Guess I’m going to have to find a way to implement this function without atomics :\ (need to compact a list, where some elements are potentially ‘invalid’, such that the list is the subset of the original without invalid elements, in the same order they appear in the original)

BUT far more importantly, why aren’t my kernels asynchronous (outside of the profiler)? it should NOT take 3ms to launch a kernel into a stream… surely?

Unless all of the above assumptions are invalid, and for some reason using atomics simply increases the launch overhead of kernels (astronomically)?

Well I can confirm the 3ms CPU time outside of the profiler as well… using events and our own internal sub-millisecond-resolution timers. So it’s definitely a problem, both in and outside the profiler.

cuLaunchGridAsync(kernel, 1, 1, stream); // This line alone takes 3ms

=========================================================

I seem to have nailed down the performance issue to the shared memory atomics (atomicAdd(&iterator, 1)).
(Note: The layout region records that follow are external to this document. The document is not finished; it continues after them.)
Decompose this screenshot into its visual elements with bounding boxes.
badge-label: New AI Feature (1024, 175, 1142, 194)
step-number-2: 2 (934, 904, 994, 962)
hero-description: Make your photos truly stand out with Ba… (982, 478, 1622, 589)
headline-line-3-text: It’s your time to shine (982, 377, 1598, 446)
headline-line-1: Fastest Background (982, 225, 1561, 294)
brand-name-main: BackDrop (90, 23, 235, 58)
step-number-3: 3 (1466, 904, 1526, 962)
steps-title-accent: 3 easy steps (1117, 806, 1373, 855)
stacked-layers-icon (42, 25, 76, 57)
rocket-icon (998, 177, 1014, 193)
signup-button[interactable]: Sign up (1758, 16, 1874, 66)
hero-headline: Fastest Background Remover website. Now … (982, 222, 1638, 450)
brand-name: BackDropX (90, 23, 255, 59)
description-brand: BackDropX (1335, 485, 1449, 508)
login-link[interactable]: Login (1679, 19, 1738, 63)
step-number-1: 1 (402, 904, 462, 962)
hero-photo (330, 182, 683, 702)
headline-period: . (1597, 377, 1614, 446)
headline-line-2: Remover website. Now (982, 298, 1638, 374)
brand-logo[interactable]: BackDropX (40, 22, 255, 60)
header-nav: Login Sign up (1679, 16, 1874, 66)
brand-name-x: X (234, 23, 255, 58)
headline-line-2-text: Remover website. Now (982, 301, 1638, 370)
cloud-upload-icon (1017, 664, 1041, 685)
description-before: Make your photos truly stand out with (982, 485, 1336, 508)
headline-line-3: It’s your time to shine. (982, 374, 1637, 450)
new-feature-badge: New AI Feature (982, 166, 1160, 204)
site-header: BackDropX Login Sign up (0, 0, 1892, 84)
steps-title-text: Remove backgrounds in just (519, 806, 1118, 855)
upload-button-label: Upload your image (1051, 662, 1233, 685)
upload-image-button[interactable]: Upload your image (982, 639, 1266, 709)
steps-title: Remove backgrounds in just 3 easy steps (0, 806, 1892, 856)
My kernel has at most 512 atomic adds to the same shared memory integer (in practice it’s about 100-150), at most one per thread just before writing to gmem (uncoalesced).

If I simply write to gmem uncoalesced (the results are useless, but for testing purposes) I get closer to 200us CPU time… So it seems each smem atomicAdd is taking 18us+, which is kind of scary (I thought they were a fair bit faster than that, but obviously now).

Guess I’m going to have to find a way to implement this function without atomics :\ (need to compact a list, where some elements are potentially ‘invalid’, such that the list is the subset of the original without invalid elements, in the same order they appear in the original)

BUT far more importantly, why aren’t my kernels asynchronous (outside of the profiler)? it should NOT take 3ms to launch a kernel into a stream… surely?

Unless all of the above assumptions are invalid, and for some reason using atomics simply increases the launch overhead of kernels (astronomically)?